Le Maroc a rompu mardi 1er mai ses relations diplomatiques avec l’Iran. Cette décision intervient quatre jours après que le conseil de sécurité de l’ONU a fait pression pour relancer les négociations afin de résoudre le conflit au Sahara occidental.
C’est à nouveau la guerre froide entre le Maroc et l’Iran. Rabat a rompu mardi 1er mai ses relations diplomatiques avec la République islamique alors que celles-ci avaient progressivement été rétablies en 2014 après cinq années de rupture.
Le Maroc accuse l’Iran d’armer le front Polisario, le mouvement indépendantiste du Sahara occidental, via son allié, le Hezbollah, le mouvement chiite libanais.

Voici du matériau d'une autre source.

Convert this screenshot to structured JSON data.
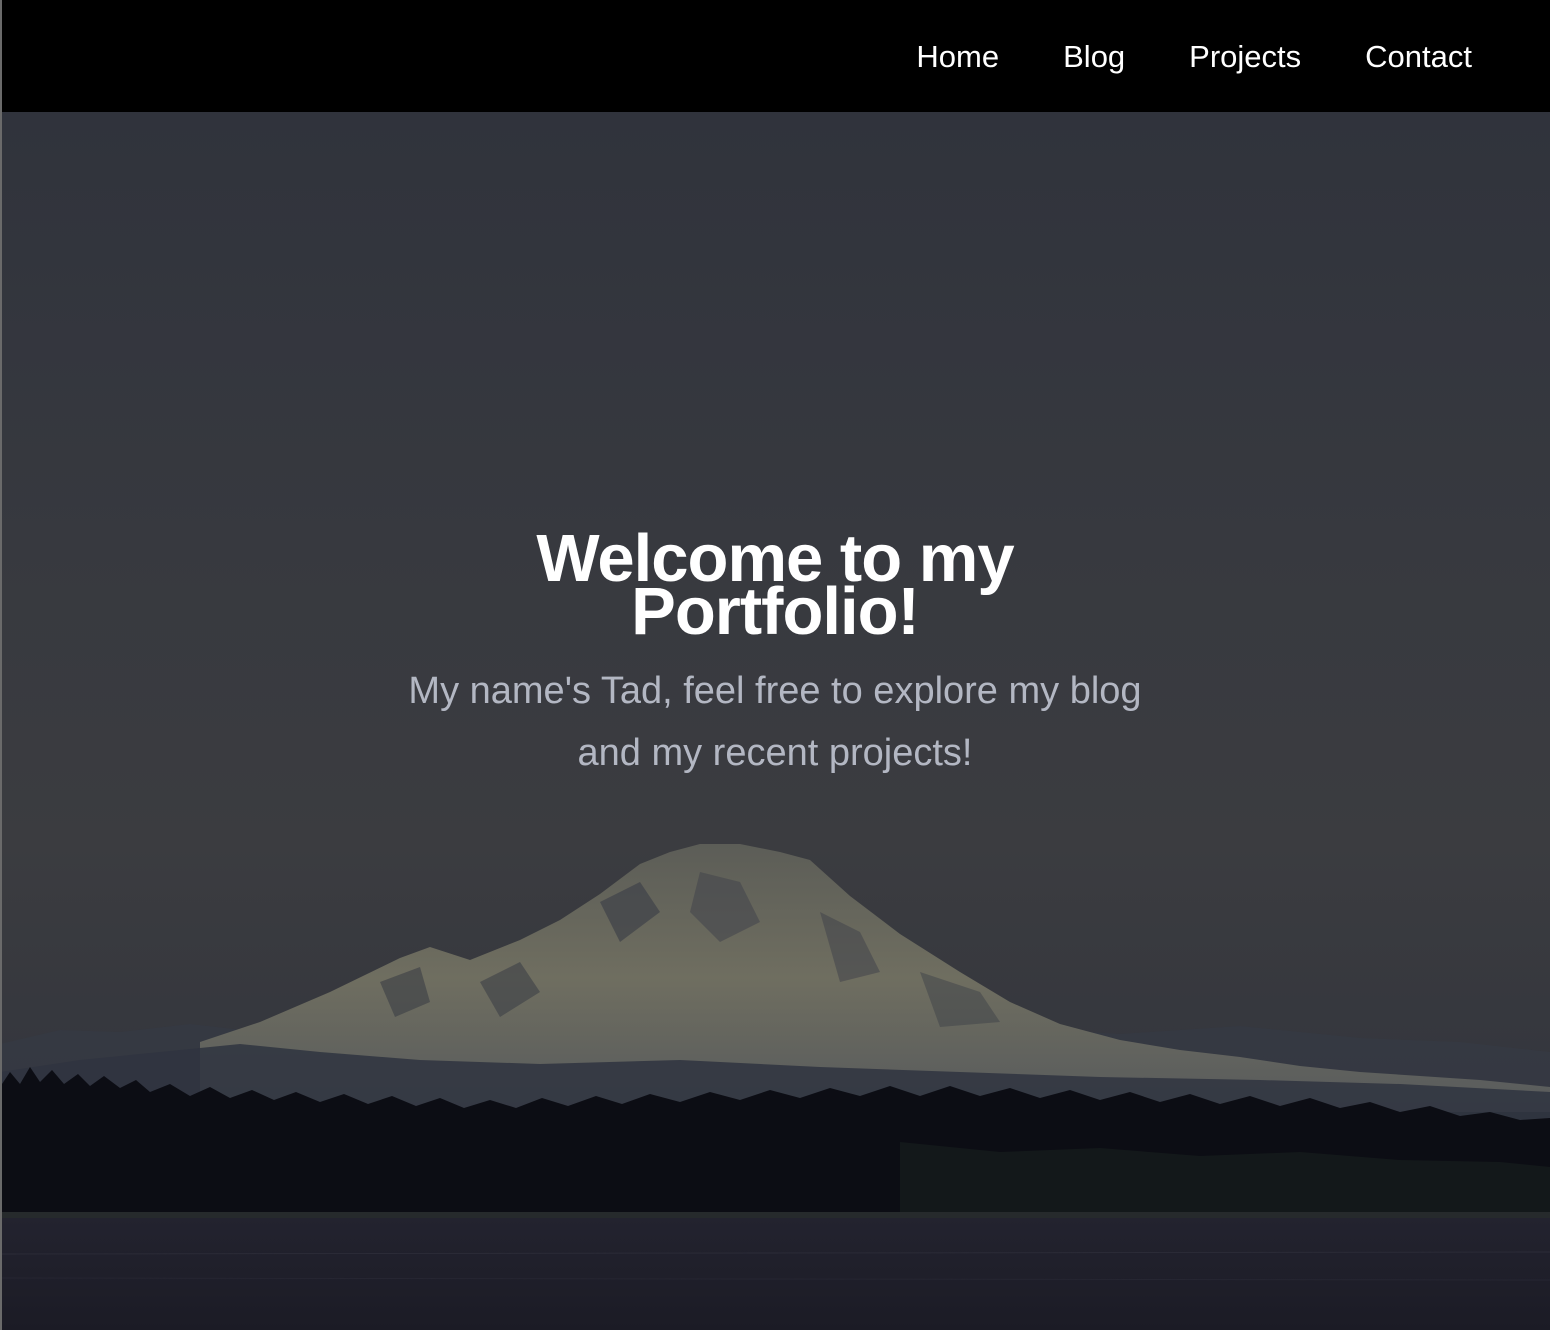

En 2009, les différends religieux avaient été à l’origine du gel des relations, le Maroc s’étant alors opposé au prosélytisme chiite iranien.
« Le Maroc dispose de preuves irréfutables »
D’après le ministre marocain des affaires étrangères Nasser Bourita, « une première livraison d’armes » a été récemment fournie au Polisario. « Le Maroc dispose de preuves irréfutables, de noms identifiés et de faits précis qui corroborent cette connivence entre le Polisario et le Hezbollah contre les intérêts suprêmes du royaume », a déclaré Nasser Bourita lors d’une conférence de presse à Rabat le 1er mai.
Le site marocain « Le360.ma », proche du palais, affirme ce mercredi 2 mai que « les milices du Polisario reçoivent de la part d’experts militaires Hezbollah libanais des entraînements continus sous des tunnels creusés sous le dispositif de défense marocain, en prévision de la reprise des hostilités contre le Maroc ». Cet entraînement à la technique de guérilla se ferait avec l’active complicité de l’armée algérienne, dénonce encore le média en ligne.
L’Iran dément
L’Iran a « fermement » démenti ces accusations qualifiées de « mensongères ». Dans un communiqué, le ministère iranien des affaires étrangères juge cette affaire « totalement dénuée de fondement ».
De son côté le Hezbollah ajoute : « il aurait été préférable que les Affaires étrangères marocaines trouvent un prétexte plus convaincant pour rompre leurs relations avec l’Iran ». Selon lui, le Maroc agit « sous pressions américaines, israéliennes et saoudiennes ».
La Minurso, la mission des Nations unie déployée depuis 1991 au Sahara occidental, pourra, le cas échéant, confirmer les accusations du Maroc. Mais lorsque le chef de la diplomatie marocaine avait dénoncé, début avril, des incursions « gravissimes » du Polisario dans la zone tampon du territoire disputé et alors fait état de « casus belli », l’ONU n’avait alors pas abondé en son sens.
« Au début des soulèvements arabes en 2011, le Maroc avait accusé le Polisario d’entretenir des liens avec la branche d’Al-Qaida au Maghreb islamique (Aqmi) et de s’armer par ce canal », rappelle un observateur. L’information s’était ensuite étiolée.
L’ONU s’impatiente
Pourquoi aujourd’hui ces nouvelles accusations du Maroc, à portée internationale ? Difficile de ne pas faire le lien avec le dernier vote du conseil de sécurité de l’ONU du 27 avril. Pour la première fois, l’ONU a limité à six mois la durée de renouvellement du mandat de la Minurso, au lieu d’un an habituellement, pour pousser le Maroc et le Polisario à relancer le processus de négociations.
Depuis le cessez-le-feu de 1991 et le déploiement de la Minurso, un interminable statu quo s’est installé entre le Maroc – qui a pris possession de la majeure partie du Sahara occidental après le départ de la puissance occupante espagnole – et le Polisario et sa République arabe sahraouie démocratique en exil dans le Sud algérien. Et le référendum d’autodétermination du peuple sahraoui ne s’est jamais tenu.
Le soutien des monarchies du Golfe
« Ces accusations contre l’Iran sont un moyen pour le Maroc de se faire bien voir des puissances sunnites du Golfe, d’Israël et des États-Unis, ennemis de l’Iran, au moment où l’ONU montre son impatience sur le Sahara occidental », poursuit cet observateur.
Depuis les soulèvements arabes de 2011, le roi Mohammed VI n’a cessé de resserrer les liens avec les monarchies du Golfe. Un partenariat stratégique lie le royaume chérifien au conseil de coopération du Golfe (CCG). Le roi dînait encore dernièrement à Paris avec le prince héritier saoudien Mohammed Ben Salmane.
Après la rupture des relations diplomatiques avec l’Iran, l’Arabie saoudite s’est d’emblée déclarée « aux côtés du royaume frère du Maroc pour tout ce qui garantit sa sécurité et sa stabilité, y compris sa décision de rompre ses relations avec l’Iran ». Les Émirats arabes unis et Bahreïn ont également exprimé leur solidarité avec le Maroc.